Aorto-ventricular tunnel (AoVT), a rare congenital anomaly, is a channel originating in the ascending aorta just above the sinotubular junction and leading to the cavity of the left ventricle (AoLVT), or, rarely, the right (AoRVT). This study reviews our collective 30-year experience with the surgical treatment of AoVT. Data were submitted by 15 participating centers on 42 patients who underwent correction of AoVT between 1987 and 2018. Of these, 36 had AoLVT, and 6 AoRVT. The tunnel originated above the right coronary sinus in 28 (77.8%) patients. For AoLVT, most operations were performed early (median age 25 days, range: 1 day-25 years). In contrast, AoRVT was diagnosed and repaired later (median age 6 years, range: 1 month-12 years). Surgically important coronary ostial displacement was common. Patch closure of the aortic orifice only was the commonest surgical repair for AoLVT (23 patients), while in AoRVT, both orifices or only the ventricular one was closed. Aortic valvar insufficiency, severe or moderate, coexisted in 11 (30.5%) patients with AoLVT, and aortic valvuloplasty was performed in 8, mainly due to aortic valve stenosis. Aortic valvar insufficiency at discharge ranged from trivial to mild in almost all patients. Early mortality was 7.14%, with 3 patients with AoLVT succumbing to cardiac failure. There were 2 early reoperations and 1 late death. AoVT is a rare malformation. AoLVT usually necessitates surgery in early life. AoRVT is rarer, diagnosed and repaired later in life. Surgical repair by patch closure, with concomitant aortic valve repair as needed, is associated with good results.
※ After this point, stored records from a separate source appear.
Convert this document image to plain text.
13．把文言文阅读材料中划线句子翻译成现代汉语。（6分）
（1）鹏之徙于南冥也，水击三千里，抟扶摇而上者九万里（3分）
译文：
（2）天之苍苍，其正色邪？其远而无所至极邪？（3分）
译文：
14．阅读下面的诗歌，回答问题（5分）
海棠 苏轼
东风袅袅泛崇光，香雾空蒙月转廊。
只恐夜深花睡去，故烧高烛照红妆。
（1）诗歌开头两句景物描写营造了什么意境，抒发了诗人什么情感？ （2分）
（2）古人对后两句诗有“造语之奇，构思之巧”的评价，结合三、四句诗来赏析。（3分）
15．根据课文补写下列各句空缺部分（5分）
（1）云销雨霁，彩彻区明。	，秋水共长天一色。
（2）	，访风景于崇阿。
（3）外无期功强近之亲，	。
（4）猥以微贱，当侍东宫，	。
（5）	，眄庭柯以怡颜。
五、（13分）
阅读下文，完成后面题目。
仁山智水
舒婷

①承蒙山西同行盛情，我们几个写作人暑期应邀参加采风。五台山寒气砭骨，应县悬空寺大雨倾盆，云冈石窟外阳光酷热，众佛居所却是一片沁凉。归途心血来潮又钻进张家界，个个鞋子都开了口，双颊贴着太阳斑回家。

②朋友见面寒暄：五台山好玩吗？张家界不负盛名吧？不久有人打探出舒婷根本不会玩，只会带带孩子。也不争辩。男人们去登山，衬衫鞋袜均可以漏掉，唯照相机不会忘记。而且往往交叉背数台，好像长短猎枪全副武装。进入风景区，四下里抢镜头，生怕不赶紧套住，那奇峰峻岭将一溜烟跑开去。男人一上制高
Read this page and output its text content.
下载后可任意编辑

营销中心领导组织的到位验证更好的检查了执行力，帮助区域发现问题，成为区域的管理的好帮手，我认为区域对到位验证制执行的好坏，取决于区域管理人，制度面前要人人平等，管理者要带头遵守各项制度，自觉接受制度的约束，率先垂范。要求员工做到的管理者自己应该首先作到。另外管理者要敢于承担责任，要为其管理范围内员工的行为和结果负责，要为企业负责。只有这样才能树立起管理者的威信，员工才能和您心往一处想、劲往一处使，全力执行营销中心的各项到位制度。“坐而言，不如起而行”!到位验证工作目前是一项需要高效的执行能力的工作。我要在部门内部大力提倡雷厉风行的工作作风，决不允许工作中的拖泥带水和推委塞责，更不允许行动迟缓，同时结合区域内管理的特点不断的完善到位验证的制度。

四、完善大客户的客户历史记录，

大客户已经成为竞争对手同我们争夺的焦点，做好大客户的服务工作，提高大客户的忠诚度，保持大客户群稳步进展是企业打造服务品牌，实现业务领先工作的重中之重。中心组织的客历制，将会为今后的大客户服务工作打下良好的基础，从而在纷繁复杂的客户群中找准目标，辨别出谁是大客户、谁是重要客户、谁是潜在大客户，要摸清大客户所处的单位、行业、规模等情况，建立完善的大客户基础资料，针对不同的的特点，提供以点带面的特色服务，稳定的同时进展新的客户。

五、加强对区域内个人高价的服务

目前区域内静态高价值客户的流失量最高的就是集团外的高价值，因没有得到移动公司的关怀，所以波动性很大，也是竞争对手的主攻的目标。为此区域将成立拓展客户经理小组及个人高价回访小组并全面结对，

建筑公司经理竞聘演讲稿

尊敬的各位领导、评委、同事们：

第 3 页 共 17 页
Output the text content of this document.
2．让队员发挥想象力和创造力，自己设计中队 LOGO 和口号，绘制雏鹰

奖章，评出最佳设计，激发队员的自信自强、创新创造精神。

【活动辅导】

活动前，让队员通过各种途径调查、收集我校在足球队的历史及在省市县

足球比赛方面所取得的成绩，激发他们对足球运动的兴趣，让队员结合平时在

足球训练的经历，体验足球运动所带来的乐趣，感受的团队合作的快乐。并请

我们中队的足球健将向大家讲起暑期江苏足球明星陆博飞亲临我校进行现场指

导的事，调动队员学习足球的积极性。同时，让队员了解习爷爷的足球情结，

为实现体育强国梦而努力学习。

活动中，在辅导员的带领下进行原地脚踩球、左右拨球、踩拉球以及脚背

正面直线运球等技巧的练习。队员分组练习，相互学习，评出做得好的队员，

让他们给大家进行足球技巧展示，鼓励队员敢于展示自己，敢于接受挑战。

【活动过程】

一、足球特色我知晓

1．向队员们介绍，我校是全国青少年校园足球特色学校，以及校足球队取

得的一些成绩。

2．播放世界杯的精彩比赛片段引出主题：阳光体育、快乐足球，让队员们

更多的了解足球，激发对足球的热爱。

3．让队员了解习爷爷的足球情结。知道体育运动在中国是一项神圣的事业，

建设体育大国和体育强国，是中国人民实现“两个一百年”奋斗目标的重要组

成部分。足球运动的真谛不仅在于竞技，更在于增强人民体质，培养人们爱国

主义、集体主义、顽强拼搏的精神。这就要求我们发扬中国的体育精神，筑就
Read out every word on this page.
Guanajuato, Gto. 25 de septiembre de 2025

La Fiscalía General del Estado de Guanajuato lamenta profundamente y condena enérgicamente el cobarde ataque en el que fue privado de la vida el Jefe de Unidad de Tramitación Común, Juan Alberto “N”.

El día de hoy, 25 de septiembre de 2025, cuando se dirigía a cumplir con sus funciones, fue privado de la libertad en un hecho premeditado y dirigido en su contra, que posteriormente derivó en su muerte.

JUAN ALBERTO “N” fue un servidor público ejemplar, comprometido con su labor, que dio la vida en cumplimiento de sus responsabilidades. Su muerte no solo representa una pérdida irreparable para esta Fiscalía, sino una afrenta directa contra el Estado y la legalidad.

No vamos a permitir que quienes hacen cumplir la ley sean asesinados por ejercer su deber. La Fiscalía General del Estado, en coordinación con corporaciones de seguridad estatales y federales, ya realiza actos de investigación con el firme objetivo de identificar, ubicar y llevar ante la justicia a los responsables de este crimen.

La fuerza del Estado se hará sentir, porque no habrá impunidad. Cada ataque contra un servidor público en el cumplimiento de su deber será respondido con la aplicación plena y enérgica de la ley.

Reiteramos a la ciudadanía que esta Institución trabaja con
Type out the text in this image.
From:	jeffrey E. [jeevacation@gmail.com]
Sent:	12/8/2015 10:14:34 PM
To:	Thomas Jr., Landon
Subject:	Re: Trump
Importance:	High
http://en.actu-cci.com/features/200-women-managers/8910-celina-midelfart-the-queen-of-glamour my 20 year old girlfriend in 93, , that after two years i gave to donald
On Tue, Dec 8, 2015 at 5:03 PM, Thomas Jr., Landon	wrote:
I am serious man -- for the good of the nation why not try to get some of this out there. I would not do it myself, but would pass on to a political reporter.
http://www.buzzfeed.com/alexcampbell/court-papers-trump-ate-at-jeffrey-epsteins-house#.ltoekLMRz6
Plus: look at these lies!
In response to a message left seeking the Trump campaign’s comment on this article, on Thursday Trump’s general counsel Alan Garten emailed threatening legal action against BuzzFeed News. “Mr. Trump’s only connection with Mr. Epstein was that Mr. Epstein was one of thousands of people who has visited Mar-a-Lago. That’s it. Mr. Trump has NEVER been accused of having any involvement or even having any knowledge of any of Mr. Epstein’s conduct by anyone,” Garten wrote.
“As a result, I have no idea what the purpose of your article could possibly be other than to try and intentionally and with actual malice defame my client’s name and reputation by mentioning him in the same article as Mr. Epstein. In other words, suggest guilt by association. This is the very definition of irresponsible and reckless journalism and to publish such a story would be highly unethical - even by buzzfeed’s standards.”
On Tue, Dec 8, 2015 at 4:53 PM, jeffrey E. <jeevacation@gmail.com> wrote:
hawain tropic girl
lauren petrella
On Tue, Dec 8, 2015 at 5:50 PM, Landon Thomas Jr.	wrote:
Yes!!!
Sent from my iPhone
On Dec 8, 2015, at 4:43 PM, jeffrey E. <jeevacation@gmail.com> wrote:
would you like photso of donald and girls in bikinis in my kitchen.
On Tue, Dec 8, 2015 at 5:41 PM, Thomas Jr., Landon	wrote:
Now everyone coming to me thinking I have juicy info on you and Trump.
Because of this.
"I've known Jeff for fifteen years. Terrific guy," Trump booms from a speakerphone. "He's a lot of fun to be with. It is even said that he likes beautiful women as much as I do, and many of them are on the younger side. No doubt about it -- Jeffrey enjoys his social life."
主动脉-左心室隧道(AoVT)是一种罕见的先天性畸形,是一条起自升主动脉窦上方,紧邻窦管交界的通道,通向左心室(AoLVT)腔,或罕见地通向右心室(AoRVT)腔。本研究回顾了我们在过去 30 年中治疗 AoVT 的经验。15 个参与中心提交了数据,共 42 例患者在 1987 年至 2018 年间接受了 AoVT 矫正手术。其中 36 例为 AoLVT,6 例为 AoRVT。隧道起源于 28 例(77.8%)患者的右冠状动脉窦上方。对于 AoLVT,大多数手术在早期进行(中位年龄 25 天,范围:1 天-25 岁)。相比之下,AoRVT 诊断和修复较晚(中位年龄 6 岁,范围:1 个月-12 岁)。重要的冠状动脉口移位很常见。AoLVT 最常见的手术修复是仅对主动脉口进行补片关闭(23 例),而在 AoRVT 中,两个口或仅心室口被关闭。11 例(30.5%)AoLVT 患者并存严重或中度主动脉瓣关闭不全,并对 8 例患者进行了主动脉瓣成形术,主要是由于主动脉瓣狭窄。几乎所有患者出院时的主动脉瓣关闭不全均为轻度至轻度。早期死亡率为 7.14%,其中 3 例 AoLVT 患者死于心力衰竭。有 2 例早期再次手术和 1 例晚期死亡。AoVT 是一种罕见的畸形。AoLVT 通常需要在婴儿期进行手术。AoRVT 更为罕见,在生命后期诊断和修复。通过补片关闭进行手术修复,并根据需要进行主动脉瓣修复,可获得良好的效果。